On Monday on BBC1 at 9pm, David Dimbleby presents THE PEOPLE’S CORONATION, in which he talks to people who celebrated and took part in the event. It’s obviously a very personal trip for Dave, seeing as his father, Richard, was one of the BBC’s commentators during the Coronation.

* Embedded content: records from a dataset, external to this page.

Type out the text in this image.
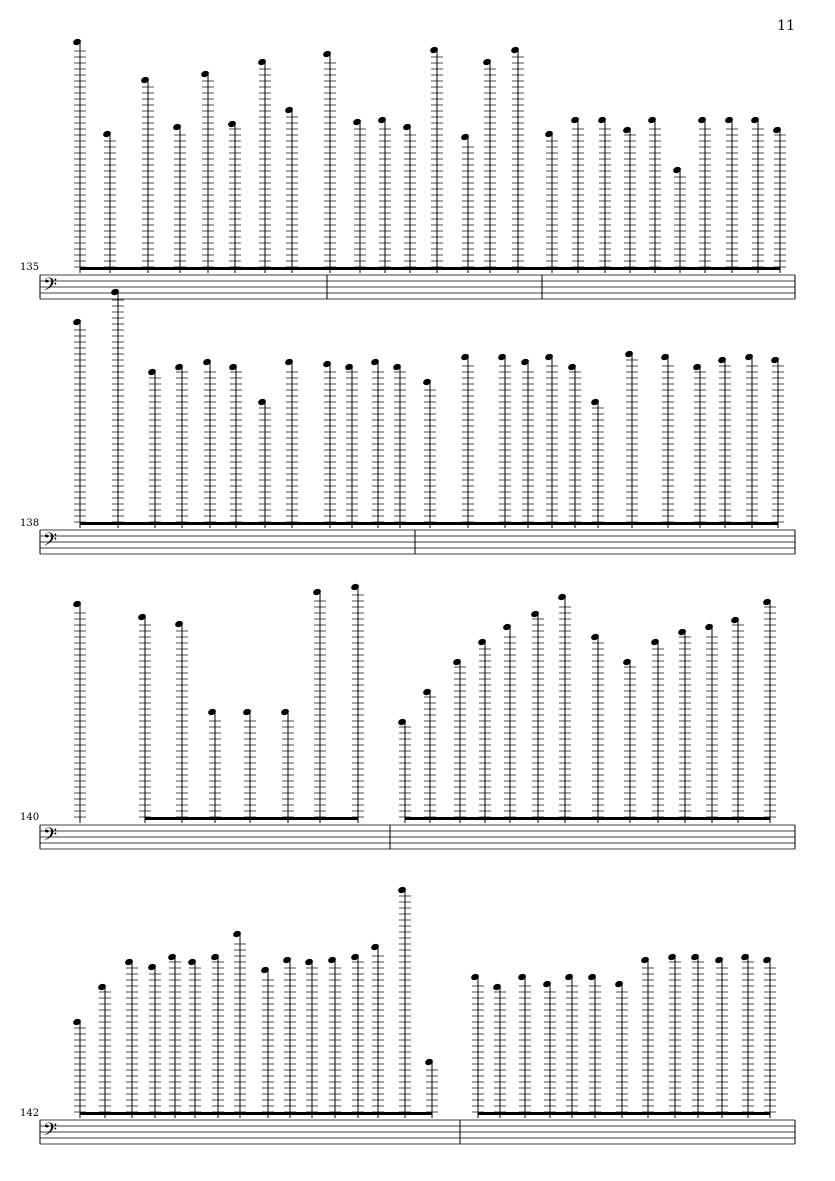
11
𝄢
𝄢
𝄢
𝄢
135
138
140
142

Finally, STV presents CORONATION YEAR IN COLOUR at 5:30pm tomorrow, in which archive footage tells the story of everyday Britain in 1953.

PAUL WHITELAW

Small screen movies

THE VIKINGS

* * * *

Satruday, Channel 5, 5:25pm

Kirk Douglas is on imperial form in this nostril-flaring adventure drama from 1958. He plays a ruthless one-eyed Viking hell-bent on securing the vacated throne of Northumbria, which throws him into violent conflict with his half-brother, played by Tony Curtis, who eyes the same prize for very different reasons. Shot in gloriously lurid Technicolor, it leaves no Viking cliché unturned – indeed, it arguably invented some of them –and is all the better for it. The great Ernest Borgnine is also on hand as the warring siblings’ father.

THE POSEIDON ADVENTURE

* * * *

Sunday, Film4, 4:40pm

This classic 1972 disaster movie stars Gene Hackman as an heroic priest tasked with leading survivors through the carcass of a capsized ocean liner. The soggy cast also includes Shelley Winters and – that man again – Ernest Borgnine.

THE CLASS

* * * *

Sunday, Film4, 1:05am

Winner of the Palme d’Or at the 2008 Cannes Film Festival, this affecting social realist French drama follows a year in the life of a teacher and his pupils in an often troubled Paris school.

THE ROAD

* * *

Sunday, BBC2, 10:30pm

Based on the Pulitzer-winning novel by Cormac McCarthy, this powerful 2009 drama stars Viggo Mortensen as a man struggling to protect his son in a dangerous post-apocalyptic environment.